KOMİSYON KONUŞMASI

KAYIHAN PALA (Bursa) - Çok teşekkürler bu güzel sunum için. Sunumun ilk bölümü oldukça aydınlatıcıydı. Özellikle, bu güzel işleri bize bildirdiğiniz için çok teşekkür ederiz içtenlikle. Umarım söyledikleriniz kısa sürede hayat bulur ve Türkiye'nin en fazla ihtiyaç duyduğu alanlardaki eksikliklerimiz bir an önce giderilir, bunu içtenlikle diliyoruz. Teşekkür ediyoruz sunumlarınız için.

Benim birkaç tane sorum var. Bu iddianamede adı geçen hastanelerden bir tanesi, en azından bizim bildiğimiz kadarıyla bir tanesi TÜSKA tarafından akredite. Dolayısıyla birinci sorum şu: Kaç hastane akredite edildi TÜSKA tarafından; kamu ve özel? İkincisi: Bu söz konusu iddianamede adı geçen hastanenin TÜSKA tarafından akredite edilmiş olması, oradaki hasta güvenliği sorunlarını maalesef ortadan kaldıramadı. Bu konuda neler söylersiniz yani niye kaldıramadı? Çünkü kamuoyunda, özellikle kalite belgelerine karşı duyulan güvensizlik burada da kâğıt üzerinde her şey iyi ama uygulamada söz konusu bir denetim yokmuş gibi yankılandı.

Şunu da söylemek isterim: Ben, 2007-2008'de Uludağ Üniversitesi Tıp Fakültesi Hastanesinin Başhekimiydim ve iki yıl uğraştıktan sonra Türkiye'de JCI belgesini alan Hacettepeden sonra ikinci tıp fakültesi hastanesi olduk. O denetimlerin ne kadar zor olduğunu, o denetimlerden geçmenin ne kadar zor olduğunu ve kurumun, örgütün iklimiyle de ters düşmek pahasına bu iplerin nasıl göğüslendiğini bilirim. Ama burada gerçekten çok tuhaf bir durum var, bu konuda sizden açıklama isteyeceğim.

Diğer sorum, bu Hıfzıssıhhayla ilgili gelişmelerden büyük memnuniyet duyuyoruz gerçekten. Biliyorsunuz Türkiye'de Hıfzıssıhha Enstitüsü 1928'de kuruldu, sonra değişik aşamalardan geçti. 1940'lı yıllarda Türkiye Cumhuriyeti'nin ilk Sağlık Bakanı Refik Saydam hayatını kaybedince Refik Saydam'ın adını aldı ama maalesef 2011'den sonra kapatıldı. Şimdi yeniden "Hıfzıssıhha" adıyla açılıyor. Tutanaklara geçsin diye söylüyorum: Umarım ki Refik Saydam'ın adıyla tekrar hayat bulur. Bunu açıkçası çok önemsediğimi söylemek isterim.

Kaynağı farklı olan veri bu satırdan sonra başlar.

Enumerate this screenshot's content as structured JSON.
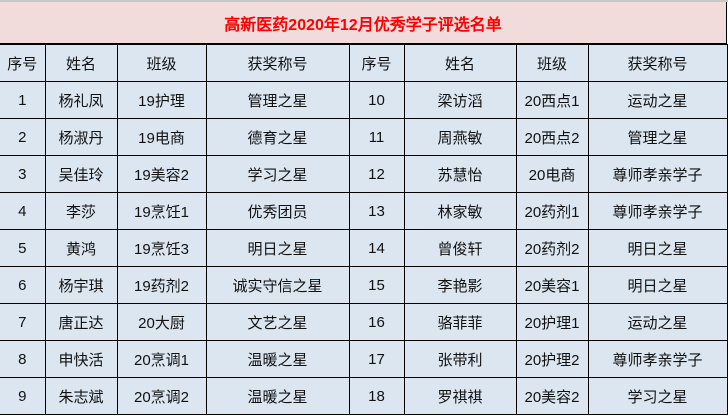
{
  "title": "高新医药2020年12月优秀学子评选名单",
  "colors": {
    "title_bg": "#f2dcdb",
    "title_text": "#ff0000",
    "table_bg": "#dce6f1"
  },
  "headers": [
    "序号",
    "姓名",
    "班级",
    "获奖称号",
    "序号",
    "姓名",
    "班级",
    "获奖称号"
  ],
  "rows": [
    [
      "1",
      "杨礼凤",
      "19护理",
      "管理之星",
      "10",
      "梁访滔",
      "20西点1",
      "运动之星"
    ],
    [
      "2",
      "杨淑丹",
      "19电商",
      "德育之星",
      "11",
      "周燕敏",
      "20西点2",
      "管理之星"
    ],
    [
      "3",
      "吴佳玲",
      "19美容2",
      "学习之星",
      "12",
      "苏慧怡",
      "20电商",
      "尊师孝亲学子"
    ],
    [
      "4",
      "李莎",
      "19烹饪1",
      "优秀团员",
      "13",
      "林家敏",
      "20药剂1",
      "尊师孝亲学子"
    ],
    [
      "5",
      "黄鸿",
      "19烹饪3",
      "明日之星",
      "14",
      "曾俊轩",
      "20药剂2",
      "明日之星"
    ],
    [
      "6",
      "杨宇琪",
      "19药剂2",
      "诚实守信之星",
      "15",
      "李艳影",
      "20美容1",
      "明日之星"
    ],
    [
      "7",
      "唐正达",
      "20大厨",
      "文艺之星",
      "16",
      "骆菲菲",
      "20护理1",
      "运动之星"
    ],
    [
      "8",
      "申快活",
      "20烹调1",
      "温暖之星",
      "17",
      "张带利",
      "20护理2",
      "尊师孝亲学子"
    ],
    [
      "9",
      "朱志斌",
      "20烹调2",
      "温暖之星",
      "18",
      "罗祺祺",
      "20美容2",
      "学习之星"
    ]
  ]
}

Sunumunuzda geçti ama bir şey söylemediniz hızlı sunum nedeniyle haklı olarak. Turkovac aşısıyla ilgili acaba son olarak ne durumdayız? Çünkü geçenlerde burada yine bir konuşmada sorduk ama yanıtını alamadık. Örneğin, Turkovac'la ilgili Türkiye dışında bir ruhsatlandırma süreci söz konusu oldu mu ve yalnızca acil kullanım onayı değil -ki orayı da sizden almak isterim- acil kullanım onayı dışında da ruhsatlı olarak bir yerde kullanılabilmesine ilişkin bir şey oldu mu? Çünkü teknolojiyi bizim üretmemiz harika, çok güzel ama bu teknolojinin kabul edilebilmesine ilişkin süreçlerin de bir şekilde uluslararası kabul görmesi gerekir.

Çok teşekkürler yanıtlarınız için.

BAŞKAN İSHAK ŞAN - Evet, teşekkür ediyoruz.

Sayın Hocam, siz çıkacaksınız ondan hemen sorularınızın cevabını alalım isterseniz.

Ümit Hocam...

TÜRKİYE SAĞLIK ENSTİTÜLERİ BAŞKANI ÜMİT KERVAN - Sayın Vekilim, müsaade ederseniz önce Turkovac'tan başlayayım, daha sonra da bütün sorularınıza cevap vermeye çalışacağım.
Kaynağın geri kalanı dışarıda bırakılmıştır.